Seine fleißige Arbeit beim Höhlenbau für den Nachwuchs nutzt aber nicht nur der eigenen Art. Sind die schwarzen Spechte mit den unverwechselbaren roten Federn auf dem Kopf flügge und verlassen die Höhle, dient sie anderen Tieren als Unterschlupf. So schafft der streng geschützte Vogel, der auch Zimmermann des Waldes genannt wird, wichtigen Lebensraum.

Seinem Schutz hat sich der Hobby-Vogelkundler Luis G. Sikora (56) verschrieben. Im Auftrag der Deutschen Wildtier Stiftung durchforschte der Diplom-Ingenieur für Landespflege monatelang die Staatswaldfläche des Enzkreises (7341 Hektar) vom Stromberg bis zum Eyachtal nach Höhlenbäumen des Schwarzspechts. Mit der Markierung und Kartierung soll in Zusammenarbeit mit Behörden und Revierleitern vermieden werden, dass die Lebensräume von fortwirtschaftlichen Maßnahmen zerstört werden.

"Vor ein paar Jahren wäre ein solches Projekt noch undenkbar gewesen. Früher musste man schon froh sein, wenn der Revierleiter ein bis zwei Bäume zum Wohl der Tiere stehen ließ", weiß Sikora zu erzählen. In der Forstwirtschaft würden nach wie vor finanzielle Interessen dominieren. "Es gibt aber keine Feindbilder mehr. Man arbeitet professioneller zusammen und versucht, Kompromisse zu finden." Das mag wohl auch etwas damit zusammenhängen, dass das Alt- und Totholz-Konzept des baden-württembergischen Forstes von der EU-Gesetzgebung angeschoben wurde. "Mittlerweile schwebt der Straftatbestand wie ein Damokles-Schwert im Hintergrund", gesteht Philipp Schweigler.

Er und Revierleiter Bernhard Brenneis arbeiten Hand in Hand mit Sikora und sind froh, dass sich ein Experte um die Kartierung kümmert. "Er sieht für uns jeden Specht", hält Brenneis fest, der sich um das Areal in Dobel-Nähe vom Norden des Rotenbachtals über die westlichen Hänge des Eyachtals bis an die Kreisgrenze im Süden am Salmüssgrund kümmert.
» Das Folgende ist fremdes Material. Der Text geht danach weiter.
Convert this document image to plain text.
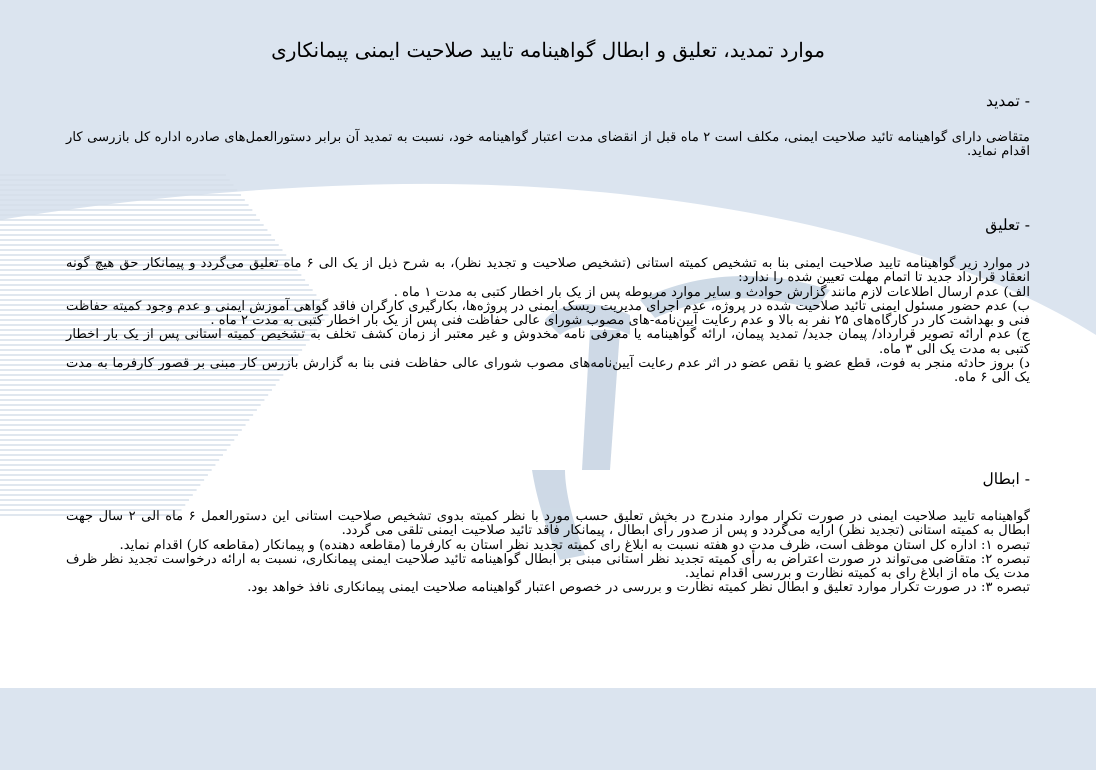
موارد تمدید، تعلیق و ابطال گواهینامه تایید صلاحیت ایمنی پیمانکاری
- تمدید

متقاضی دارای گواهینامه تائید صلاحیت ایمنی، مکلف است ۲ ماه قبل از انقضای مدت اعتبار گواهینامه خود، نسبت به تمدید آن برابر دستورالعمل‌های صادره اداره کل بازرسی کار اقدام نماید.

- تعلیق

در موارد زیر گواهینامه تایید صلاحیت ایمنی بنا به تشخیص کمیته استانی (تشخیص صلاحیت و تجدید نظر)، به شرح ذیل از یک الی ۶ ماه تعلیق می‌گردد و پیمانکار حق هیچ گونه انعقاد قرارداد جدید تا اتمام مهلت تعیین شده را ندارد:

الف) عدم ارسال اطلاعات لازم مانند گزارش حوادث و سایر موارد مربوطه پس از یک بار اخطار کتبی به مدت ۱ ماه .

ب) عدم حضور مسئول ایمنی تائید صلاحیت شده در پروژه، عدم اجرای مدیریت ریسک ایمنی در پروژه‌ها، بکارگیری کارگران فاقد گواهی آموزش ایمنی و عدم وجود کمیته حفاظت فنی و بهداشت کار در کارگاه‌های ۲۵ نفر به بالا و عدم رعایت آیین‌نامه-های مصوب شورای عالی حفاظت فنی پس از یک بار اخطار کتبی به مدت ۲ ماه .

ج) عدم ارائه تصویر قرارداد/ پیمان جدید/ تمدید پیمان، ارائه گواهینامه یا معرفی نامه مخدوش و غیر معتبر از زمان کشف تخلف به تشخیص کمیته استانی پس از یک بار اخطار کتبی به مدت یک الی ۳ ماه.

د) بروز حادثه منجر به فوت، قطع عضو یا نقص عضو در اثر عدم رعایت آیین‌نامه‌های مصوب شورای عالی حفاظت فنی بنا به گزارش بازرس کار مبنی بر قصور کارفرما به مدت یک الی ۶ ماه.

- ابطال

گواهینامه تایید صلاحیت ایمنی در صورت تکرار موارد مندرج در بخش تعلیق حسب مورد با نظر کمیته بدوی تشخیص صلاحیت استانی این دستورالعمل ۶ ماه الی ۲ سال جهت ابطال به کمیته استانی (تجدید نظر) ارایه می‌گردد و پس از صدور رأی ابطال ، پیمانکار فاقد تائید صلاحیت ایمنی تلقی می گردد.

تبصره ۱: اداره کل استان موظف است، ظرف مدت دو هفته نسبت به ابلاغ رای کمیته تجدید نظر استان به کارفرما (مقاطعه دهنده) و پیمانکار (مقاطعه کار) اقدام نماید.

تبصره ۲: متقاضی می‌تواند در صورت اعتراض به رأی کمیته تجدید نظر استانی مبنی بر ابطال گواهینامه تائید صلاحیت ایمنی پیمانکاری، نسبت به ارائه درخواست تجدید نظر ظرف مدت یک ماه از ابلاغ رای به کمیته نظارت و بررسی اقدام نماید.

تبصره ۳: در صورت تکرار موارد تعلیق و ابطال نظر کمیته نظارت و بررسی در خصوص اعتبار گواهینامه صلاحیت ایمنی پیمانکاری نافذ خواهد بود.
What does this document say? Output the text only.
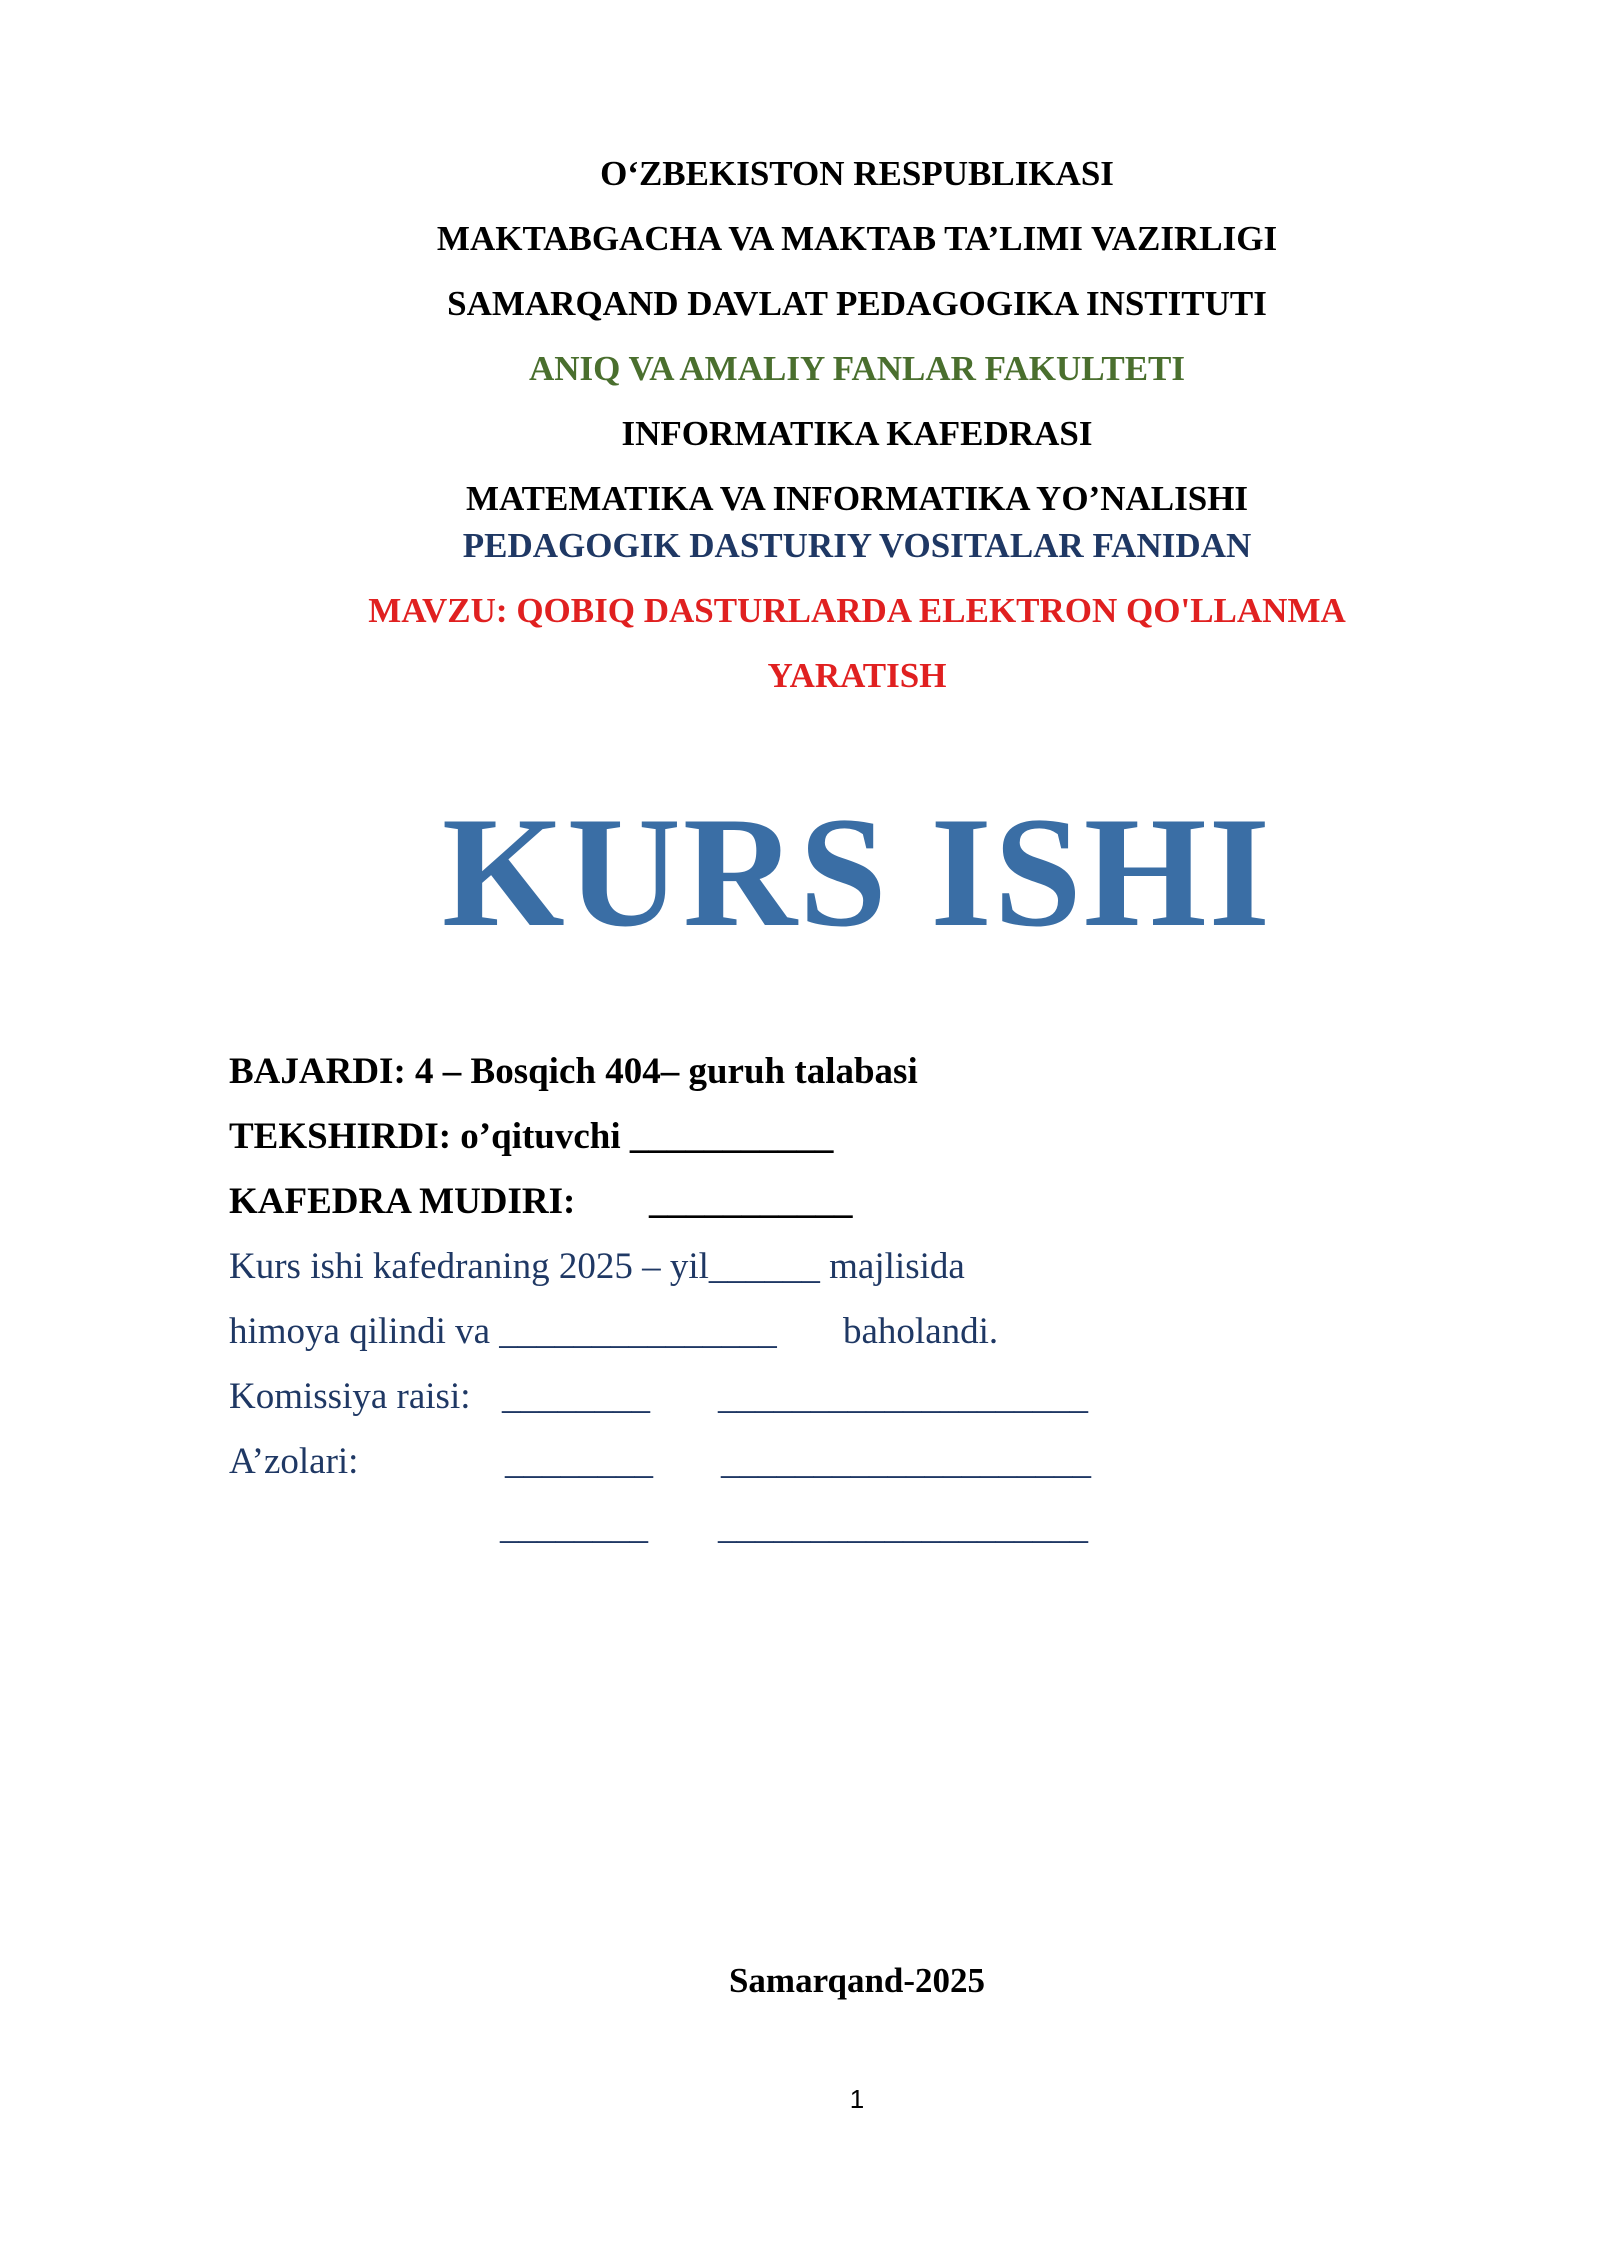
O‘ZBEKISTON RESPUBLIKASI
MAKTABGACHA VA MAKTAB TA’LIMI VAZIRLIGI
SAMARQAND DAVLAT PEDAGOGIKA INSTITUTI
ANIQ VA AMALIY FANLAR FAKULTETI
INFORMATIKA KAFEDRASI
MATEMATIKA VA INFORMATIKA YO’NALISHI
PEDAGOGIK DASTURIY VOSITALAR FANIDAN
MAVZU: QOBIQ DASTURLARDA ELEKTRON QO'LLANMA
YARATISH
KURS ISHI
BAJARDI: 4 – Bosqich 404– guruh talabasi
TEKSHIRDI: o’qituvchi ___________
KAFEDRA MUDIRI: ___________
Kurs ishi kafedraning 2025 – yil______ majlisida
himoya qilindi va _______________ baholandi.
Komissiya raisi: ________ ____________________
A’zolari:	________ ____________________
________ ____________________
Samarqand-2025
1
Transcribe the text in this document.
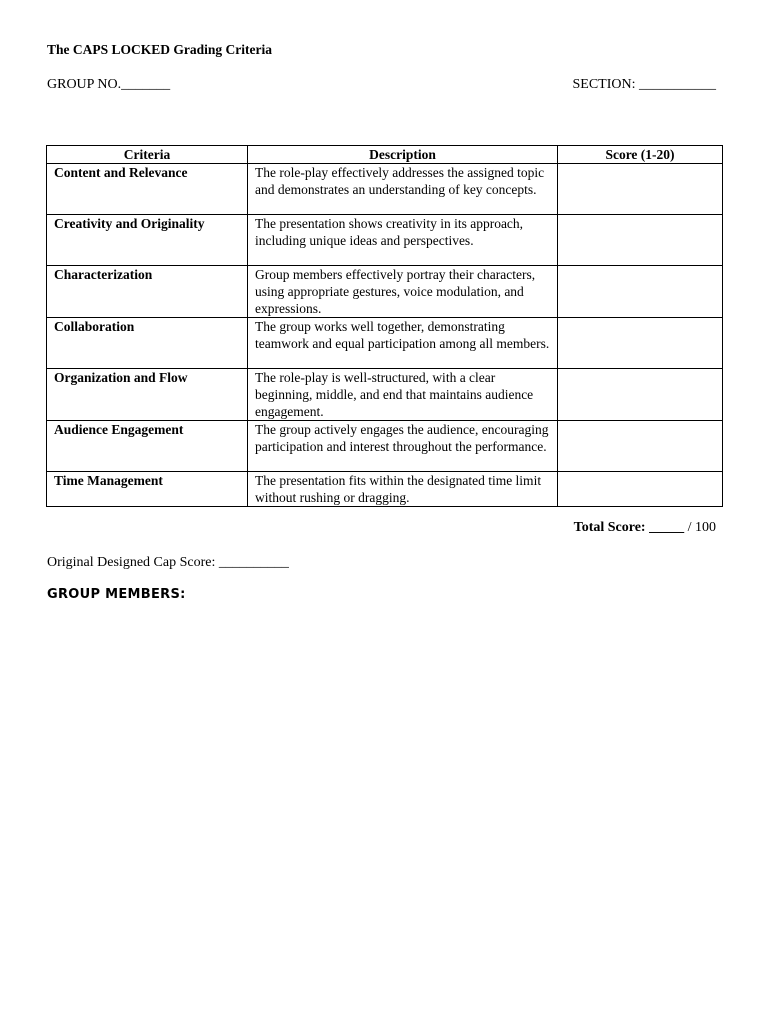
The CAPS LOCKED Grading Criteria
GROUP NO._______	SECTION: ___________
Criteria	Description	Score (1-20)
Content and Relevance	The role-play effectively addresses the assigned topic and demonstrates an understanding of key concepts.	
Creativity and Originality	The presentation shows creativity in its approach, including unique ideas and perspectives.	
Characterization	Group members effectively portray their characters, using appropriate gestures, voice modulation, and expressions.	
Collaboration	The group works well together, demonstrating teamwork and equal participation among all members.	
Organization and Flow	The role-play is well-structured, with a clear beginning, middle, and end that maintains audience engagement.	
Audience Engagement	The group actively engages the audience, encouraging participation and interest throughout the performance.	
Time Management	The presentation fits within the designated time limit without rushing or dragging.	
Total Score: _____ / 100
Original Designed Cap Score: __________
GROUP MEMBERS:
Allein schon dort ist die Baumhöhlensuche mit viel Aufwand verbunden.

"Ich schaffe etwa vier bis fünf Hektar pro Stunde. Das ist für mich Akkordarbeit", so Sikora, der in Reutlingen ein Fachbüro für Dendroavifaunistik unterhält. "Ich sehe den Lebensraum. Die Forstwirtschaftler taxieren in Festmetern Holz sowie in Euro. Dazwischen muss die Zusammenarbeit funktionieren", beschreibt er die Kooperation. Glück hat der 56-Jährige dabei ein wenig, weil die Schwarzspechte bevorzugt in Rotbuchen nisten, mit denen in der Holzwirtschaft nicht das große Geld zu machen ist.

"Wir haben aber nicht nur die Ökonomie im Kopf, sondern denken auch an ökologische Belange", versichert Philipp Schweigler. Denn die Nachnutzer des Schwarzspechts in seinen Baumhöhlen sind bunt gemischt und reichen von Hohltauben, Siebenschläfern, Schellenten über Sperlings- und Rauhfußkäutzen bis zu den Mardern.

Gefragt ist immer derselbe Buchentyp mit einem Stammdurchmesser von mindestens 60 Zentimetern sowie einem bestimmten Fäulnisbefall. Die Höhlen liegen im Schnitt zwischen zehn und 20 Metern Baumhöhe. Auch das Gelände drumherum ist von den Vögeln bewusst gewählt.

Der Schwarzspecht muss seinen Unterschlupf frei anfliegen können, um nicht jagenden Greifvögeln zum Opfer zu fallen. Ist ein Loch am Stamm mit dem Fernglas entdeckt, folgt die Knochenarbeit. "Ich steige dann hoch und schaue rein", betont Luis Sikora. So hat er allein im Gebiet an der Eyach fünf Schwarzspecht-Brutpaare entdeckt. Im gesamten untersuchten Enzkreis-Forst sind es rund 25. Markiert werden die Bäume mit den Habitaten anschließend mit einem Symbol in blauer, wasserfester Farbe. Das schützt sie davor, gefällt zu werden.

"Zwei Schwarzspecht-Paare pro 100 Hektar Wald – das ist auch forstwirtschaftlich machbar", so Revierleiter Brenneis. Er geht davon aus, dass in den nächsten zehn Jahren auch in anderen Gebieten verstärkt nach Schwarzspecht-Behausungen gesucht wird. "Dieses Naturschutz-Projekt steht erst am Anfang", ergänzt Vogelkundler Sikora.